The 0.01 percent HOCl in 0.9 percent saline solution was used with a simplified and streamlined NPWT clinical protocol that involves moistening the wound with a moist compress wetting with 0.01 percent HOCl in 0.9 percent saline solution on standard cotton gauze prior to physical cleaning, debridement and drying of the affected wounds.

Thin film dressings were used to cover the wound and hold a hydrophobic mesh in the wound, a pre-cut silicone tube (instillation port) positioned at the wound bed, and a Trac-Pad (exit port) in place for negative pressure wound therapy (NPWT).

The wound area was then wrapped in cotton gauze and a secondary dressing as ordered by the physician.
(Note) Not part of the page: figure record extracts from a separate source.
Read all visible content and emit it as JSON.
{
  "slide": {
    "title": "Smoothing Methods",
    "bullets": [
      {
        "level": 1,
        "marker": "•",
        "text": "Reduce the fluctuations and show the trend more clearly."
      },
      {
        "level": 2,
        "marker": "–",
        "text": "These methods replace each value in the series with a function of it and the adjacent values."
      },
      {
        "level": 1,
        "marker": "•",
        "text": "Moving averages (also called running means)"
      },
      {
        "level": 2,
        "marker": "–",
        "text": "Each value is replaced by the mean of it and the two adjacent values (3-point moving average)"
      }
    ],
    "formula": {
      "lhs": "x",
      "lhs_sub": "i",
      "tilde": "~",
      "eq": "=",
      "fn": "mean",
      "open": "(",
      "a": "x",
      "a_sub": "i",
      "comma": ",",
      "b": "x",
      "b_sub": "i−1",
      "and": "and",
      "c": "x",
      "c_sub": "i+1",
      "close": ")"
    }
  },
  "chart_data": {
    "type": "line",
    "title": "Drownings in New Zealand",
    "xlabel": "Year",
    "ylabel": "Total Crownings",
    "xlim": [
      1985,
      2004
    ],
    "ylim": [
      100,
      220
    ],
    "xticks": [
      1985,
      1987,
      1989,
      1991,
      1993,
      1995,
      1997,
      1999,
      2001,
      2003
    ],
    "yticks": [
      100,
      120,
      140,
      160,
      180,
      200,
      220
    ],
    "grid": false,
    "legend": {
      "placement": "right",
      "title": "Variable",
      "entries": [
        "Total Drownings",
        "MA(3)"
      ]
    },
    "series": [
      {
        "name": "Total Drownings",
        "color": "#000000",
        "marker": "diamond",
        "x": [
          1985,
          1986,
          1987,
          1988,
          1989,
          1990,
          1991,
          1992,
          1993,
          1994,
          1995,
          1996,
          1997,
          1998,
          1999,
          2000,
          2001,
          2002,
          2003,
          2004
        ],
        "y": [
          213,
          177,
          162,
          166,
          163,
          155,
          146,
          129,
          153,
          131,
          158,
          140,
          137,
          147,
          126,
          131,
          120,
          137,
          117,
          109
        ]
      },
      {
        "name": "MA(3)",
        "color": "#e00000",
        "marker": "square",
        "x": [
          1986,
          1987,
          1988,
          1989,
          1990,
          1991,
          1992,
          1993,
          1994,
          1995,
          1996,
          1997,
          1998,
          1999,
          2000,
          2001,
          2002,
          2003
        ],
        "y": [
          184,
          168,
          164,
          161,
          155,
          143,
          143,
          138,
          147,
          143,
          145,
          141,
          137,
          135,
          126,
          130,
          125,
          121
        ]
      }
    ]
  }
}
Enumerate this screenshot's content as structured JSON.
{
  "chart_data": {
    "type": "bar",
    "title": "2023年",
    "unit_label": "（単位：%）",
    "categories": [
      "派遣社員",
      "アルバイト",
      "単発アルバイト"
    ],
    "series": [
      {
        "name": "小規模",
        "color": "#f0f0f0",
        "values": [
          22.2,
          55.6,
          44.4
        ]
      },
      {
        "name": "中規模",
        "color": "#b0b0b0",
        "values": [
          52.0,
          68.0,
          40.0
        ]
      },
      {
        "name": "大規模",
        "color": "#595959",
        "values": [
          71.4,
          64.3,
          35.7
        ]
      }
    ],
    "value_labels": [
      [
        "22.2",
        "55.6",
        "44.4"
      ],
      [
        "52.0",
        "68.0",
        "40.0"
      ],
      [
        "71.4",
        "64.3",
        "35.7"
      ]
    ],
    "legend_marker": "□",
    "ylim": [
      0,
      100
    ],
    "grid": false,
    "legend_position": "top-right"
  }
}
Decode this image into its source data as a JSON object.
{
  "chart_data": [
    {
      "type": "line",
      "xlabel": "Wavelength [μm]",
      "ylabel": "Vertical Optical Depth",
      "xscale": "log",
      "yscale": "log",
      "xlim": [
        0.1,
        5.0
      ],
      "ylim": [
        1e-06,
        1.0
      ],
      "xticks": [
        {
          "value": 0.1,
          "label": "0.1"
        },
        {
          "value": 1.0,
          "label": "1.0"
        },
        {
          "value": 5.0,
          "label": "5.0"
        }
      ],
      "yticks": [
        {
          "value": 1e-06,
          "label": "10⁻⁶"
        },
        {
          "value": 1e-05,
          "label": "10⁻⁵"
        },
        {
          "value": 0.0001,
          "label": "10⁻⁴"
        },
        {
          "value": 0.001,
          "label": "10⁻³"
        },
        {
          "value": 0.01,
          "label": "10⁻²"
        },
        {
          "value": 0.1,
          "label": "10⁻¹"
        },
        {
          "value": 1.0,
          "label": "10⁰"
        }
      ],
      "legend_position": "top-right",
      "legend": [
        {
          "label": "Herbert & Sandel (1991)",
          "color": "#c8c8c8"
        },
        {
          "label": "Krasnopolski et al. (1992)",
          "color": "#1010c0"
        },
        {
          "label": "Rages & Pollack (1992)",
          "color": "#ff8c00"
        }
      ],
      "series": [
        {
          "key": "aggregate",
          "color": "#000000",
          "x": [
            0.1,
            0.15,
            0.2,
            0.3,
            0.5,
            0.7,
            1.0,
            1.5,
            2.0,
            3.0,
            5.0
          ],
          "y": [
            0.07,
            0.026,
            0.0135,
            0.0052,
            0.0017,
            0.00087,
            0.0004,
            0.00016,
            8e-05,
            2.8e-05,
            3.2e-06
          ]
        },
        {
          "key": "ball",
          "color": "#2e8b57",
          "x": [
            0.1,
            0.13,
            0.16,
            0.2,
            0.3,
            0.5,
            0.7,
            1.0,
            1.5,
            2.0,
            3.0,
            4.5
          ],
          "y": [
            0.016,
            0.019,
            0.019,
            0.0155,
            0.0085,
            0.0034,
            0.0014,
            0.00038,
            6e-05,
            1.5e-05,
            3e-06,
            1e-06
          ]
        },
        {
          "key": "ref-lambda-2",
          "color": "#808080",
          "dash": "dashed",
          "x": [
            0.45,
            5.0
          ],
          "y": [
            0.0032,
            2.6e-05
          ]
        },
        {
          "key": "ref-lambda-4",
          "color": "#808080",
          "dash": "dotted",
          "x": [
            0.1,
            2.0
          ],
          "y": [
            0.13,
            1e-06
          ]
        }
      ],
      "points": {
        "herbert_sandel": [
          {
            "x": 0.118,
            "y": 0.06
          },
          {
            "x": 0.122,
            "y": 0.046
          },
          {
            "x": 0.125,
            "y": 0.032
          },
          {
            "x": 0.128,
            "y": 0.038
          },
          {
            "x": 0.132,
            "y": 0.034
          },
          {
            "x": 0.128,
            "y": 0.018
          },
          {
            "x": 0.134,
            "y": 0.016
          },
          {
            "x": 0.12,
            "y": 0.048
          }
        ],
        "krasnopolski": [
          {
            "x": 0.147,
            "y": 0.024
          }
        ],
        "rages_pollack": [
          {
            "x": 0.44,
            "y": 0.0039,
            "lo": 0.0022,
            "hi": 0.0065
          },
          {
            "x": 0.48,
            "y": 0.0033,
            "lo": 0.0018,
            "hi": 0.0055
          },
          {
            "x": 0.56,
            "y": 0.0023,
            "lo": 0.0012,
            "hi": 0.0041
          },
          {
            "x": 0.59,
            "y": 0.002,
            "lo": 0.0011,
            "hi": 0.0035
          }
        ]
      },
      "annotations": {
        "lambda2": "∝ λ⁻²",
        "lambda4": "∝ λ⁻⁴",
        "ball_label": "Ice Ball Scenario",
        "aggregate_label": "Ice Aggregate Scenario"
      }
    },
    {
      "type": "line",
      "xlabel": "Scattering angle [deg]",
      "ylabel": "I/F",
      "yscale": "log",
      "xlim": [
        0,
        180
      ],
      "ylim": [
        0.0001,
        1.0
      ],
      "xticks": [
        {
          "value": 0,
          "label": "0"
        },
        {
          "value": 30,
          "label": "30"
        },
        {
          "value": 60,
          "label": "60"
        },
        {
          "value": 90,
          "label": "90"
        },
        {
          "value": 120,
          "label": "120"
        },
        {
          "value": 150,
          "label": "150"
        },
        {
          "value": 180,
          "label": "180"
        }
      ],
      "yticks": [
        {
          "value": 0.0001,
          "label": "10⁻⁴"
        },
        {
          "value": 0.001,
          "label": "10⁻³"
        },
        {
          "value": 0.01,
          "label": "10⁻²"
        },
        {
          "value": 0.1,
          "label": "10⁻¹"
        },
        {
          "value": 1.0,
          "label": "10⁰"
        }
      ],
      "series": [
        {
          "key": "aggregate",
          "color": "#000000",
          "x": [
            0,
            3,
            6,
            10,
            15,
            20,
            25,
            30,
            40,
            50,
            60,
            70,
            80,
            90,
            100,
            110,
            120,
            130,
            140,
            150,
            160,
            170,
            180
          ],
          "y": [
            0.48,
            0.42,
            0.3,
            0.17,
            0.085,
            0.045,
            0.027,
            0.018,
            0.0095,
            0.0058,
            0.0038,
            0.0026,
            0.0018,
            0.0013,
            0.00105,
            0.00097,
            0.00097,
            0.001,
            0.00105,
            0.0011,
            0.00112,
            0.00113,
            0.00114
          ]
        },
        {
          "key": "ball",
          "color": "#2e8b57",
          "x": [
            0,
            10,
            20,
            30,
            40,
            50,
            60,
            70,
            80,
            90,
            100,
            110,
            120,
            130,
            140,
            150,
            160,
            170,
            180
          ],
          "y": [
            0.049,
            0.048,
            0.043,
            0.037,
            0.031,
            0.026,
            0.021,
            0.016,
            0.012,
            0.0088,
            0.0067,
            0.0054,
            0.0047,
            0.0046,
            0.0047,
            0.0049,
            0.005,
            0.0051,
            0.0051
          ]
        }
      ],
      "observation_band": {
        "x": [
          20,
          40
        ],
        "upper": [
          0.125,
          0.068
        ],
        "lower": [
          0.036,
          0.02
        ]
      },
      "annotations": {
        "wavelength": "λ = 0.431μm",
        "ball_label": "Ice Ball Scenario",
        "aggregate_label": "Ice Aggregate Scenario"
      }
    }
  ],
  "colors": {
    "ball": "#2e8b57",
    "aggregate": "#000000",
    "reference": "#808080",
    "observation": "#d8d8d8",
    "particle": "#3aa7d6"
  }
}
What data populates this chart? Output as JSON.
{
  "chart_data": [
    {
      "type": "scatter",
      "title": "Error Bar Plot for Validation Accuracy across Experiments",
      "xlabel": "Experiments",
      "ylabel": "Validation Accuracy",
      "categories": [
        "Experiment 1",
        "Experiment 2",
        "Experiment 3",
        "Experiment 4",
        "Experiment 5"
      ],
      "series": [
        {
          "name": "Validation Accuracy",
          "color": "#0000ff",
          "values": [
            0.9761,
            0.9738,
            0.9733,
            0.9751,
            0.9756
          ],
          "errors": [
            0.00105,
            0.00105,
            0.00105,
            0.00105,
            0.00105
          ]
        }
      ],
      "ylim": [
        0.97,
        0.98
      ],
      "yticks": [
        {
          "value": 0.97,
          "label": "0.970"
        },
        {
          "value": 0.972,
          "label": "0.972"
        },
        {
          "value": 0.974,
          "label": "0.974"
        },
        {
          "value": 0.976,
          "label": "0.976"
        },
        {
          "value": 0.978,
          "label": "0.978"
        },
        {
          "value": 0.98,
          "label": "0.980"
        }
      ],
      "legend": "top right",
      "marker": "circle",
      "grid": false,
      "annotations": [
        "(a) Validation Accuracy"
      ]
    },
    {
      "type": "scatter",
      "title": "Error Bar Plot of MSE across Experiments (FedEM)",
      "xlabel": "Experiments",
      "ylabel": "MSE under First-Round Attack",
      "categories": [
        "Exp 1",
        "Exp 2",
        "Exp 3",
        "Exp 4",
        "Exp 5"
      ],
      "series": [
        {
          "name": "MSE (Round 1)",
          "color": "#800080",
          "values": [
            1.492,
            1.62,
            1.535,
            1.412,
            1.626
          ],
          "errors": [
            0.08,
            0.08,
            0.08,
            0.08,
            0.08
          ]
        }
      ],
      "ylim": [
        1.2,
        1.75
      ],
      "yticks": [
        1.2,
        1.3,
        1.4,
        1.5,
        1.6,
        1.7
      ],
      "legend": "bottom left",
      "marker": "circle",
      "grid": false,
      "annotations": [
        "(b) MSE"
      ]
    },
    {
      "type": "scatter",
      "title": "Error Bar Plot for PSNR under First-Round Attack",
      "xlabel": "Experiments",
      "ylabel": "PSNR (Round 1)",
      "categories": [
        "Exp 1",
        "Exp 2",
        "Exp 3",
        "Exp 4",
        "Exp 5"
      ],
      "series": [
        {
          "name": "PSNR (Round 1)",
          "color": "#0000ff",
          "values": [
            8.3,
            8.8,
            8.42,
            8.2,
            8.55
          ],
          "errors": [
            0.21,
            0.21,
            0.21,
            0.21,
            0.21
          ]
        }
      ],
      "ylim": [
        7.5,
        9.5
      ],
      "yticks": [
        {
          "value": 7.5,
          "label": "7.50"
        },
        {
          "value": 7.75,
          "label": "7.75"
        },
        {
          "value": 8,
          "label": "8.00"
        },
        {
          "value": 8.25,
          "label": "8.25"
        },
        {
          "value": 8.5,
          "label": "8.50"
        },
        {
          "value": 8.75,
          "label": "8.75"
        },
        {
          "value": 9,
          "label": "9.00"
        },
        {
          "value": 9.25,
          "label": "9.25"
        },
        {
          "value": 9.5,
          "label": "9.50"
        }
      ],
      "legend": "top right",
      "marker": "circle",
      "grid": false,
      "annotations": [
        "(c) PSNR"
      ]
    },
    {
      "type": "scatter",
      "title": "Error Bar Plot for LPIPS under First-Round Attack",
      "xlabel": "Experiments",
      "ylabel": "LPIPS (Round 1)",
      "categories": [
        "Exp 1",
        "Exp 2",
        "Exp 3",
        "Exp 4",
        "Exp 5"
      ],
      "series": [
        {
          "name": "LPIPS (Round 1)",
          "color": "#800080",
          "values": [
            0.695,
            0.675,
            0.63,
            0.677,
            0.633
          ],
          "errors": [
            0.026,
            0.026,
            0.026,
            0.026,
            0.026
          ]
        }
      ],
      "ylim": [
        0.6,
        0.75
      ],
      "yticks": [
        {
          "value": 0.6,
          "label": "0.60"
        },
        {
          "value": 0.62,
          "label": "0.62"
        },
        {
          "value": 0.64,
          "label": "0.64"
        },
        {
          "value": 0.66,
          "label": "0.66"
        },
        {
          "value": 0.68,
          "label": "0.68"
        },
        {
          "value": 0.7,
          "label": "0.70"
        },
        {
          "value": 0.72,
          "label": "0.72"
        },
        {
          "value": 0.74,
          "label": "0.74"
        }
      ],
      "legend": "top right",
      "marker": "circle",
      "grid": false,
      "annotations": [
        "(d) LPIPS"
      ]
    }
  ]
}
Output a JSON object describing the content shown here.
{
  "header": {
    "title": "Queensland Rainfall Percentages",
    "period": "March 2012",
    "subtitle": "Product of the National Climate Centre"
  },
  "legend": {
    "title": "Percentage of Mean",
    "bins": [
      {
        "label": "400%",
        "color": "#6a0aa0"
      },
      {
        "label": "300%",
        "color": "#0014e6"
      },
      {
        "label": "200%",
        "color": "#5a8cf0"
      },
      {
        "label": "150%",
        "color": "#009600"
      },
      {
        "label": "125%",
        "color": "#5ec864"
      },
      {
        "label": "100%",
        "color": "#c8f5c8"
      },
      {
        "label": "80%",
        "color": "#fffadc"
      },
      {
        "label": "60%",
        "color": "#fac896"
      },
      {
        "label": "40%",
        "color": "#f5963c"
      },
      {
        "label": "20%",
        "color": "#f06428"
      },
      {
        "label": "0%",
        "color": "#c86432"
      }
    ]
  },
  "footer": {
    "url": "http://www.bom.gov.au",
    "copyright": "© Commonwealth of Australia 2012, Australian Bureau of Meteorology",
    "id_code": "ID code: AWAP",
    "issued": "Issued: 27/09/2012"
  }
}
Wound care specialists or informed patients can instill pure 0.01 percent hypochlorous acid in a saline solution with vacuum removal as instructed by the attending surgeon or wound care nurse.

The results revealed use of 0.01 percent HOCl in 0.9 percent saline solution and NPWT in many severe chronic non-healing wounds (e.g. below-the-knee amputation, chronic venous girdle ankle ulcer, cancer patient with a radical excision of a squamous cell cancer exposing cranial bone) resulted in marked accelerated wound repair in patients.

(A 0.01 percent HOCl in 0.9 percent saline solution at pH 4-5 should be available in the first half of 2012 in a glass 40 mL bottles with an optional finger actuated spray pump for wound care.)

Hence, there is a clear potential for the use of 0.01 percent HOCl in 0.9 percent saline solution as a key agent in promoting progressive healing for a wide variety of wound types.

Randell Varilla is a staff nurse in the Wound Care Center at Seton Medical Center, Daly City CA.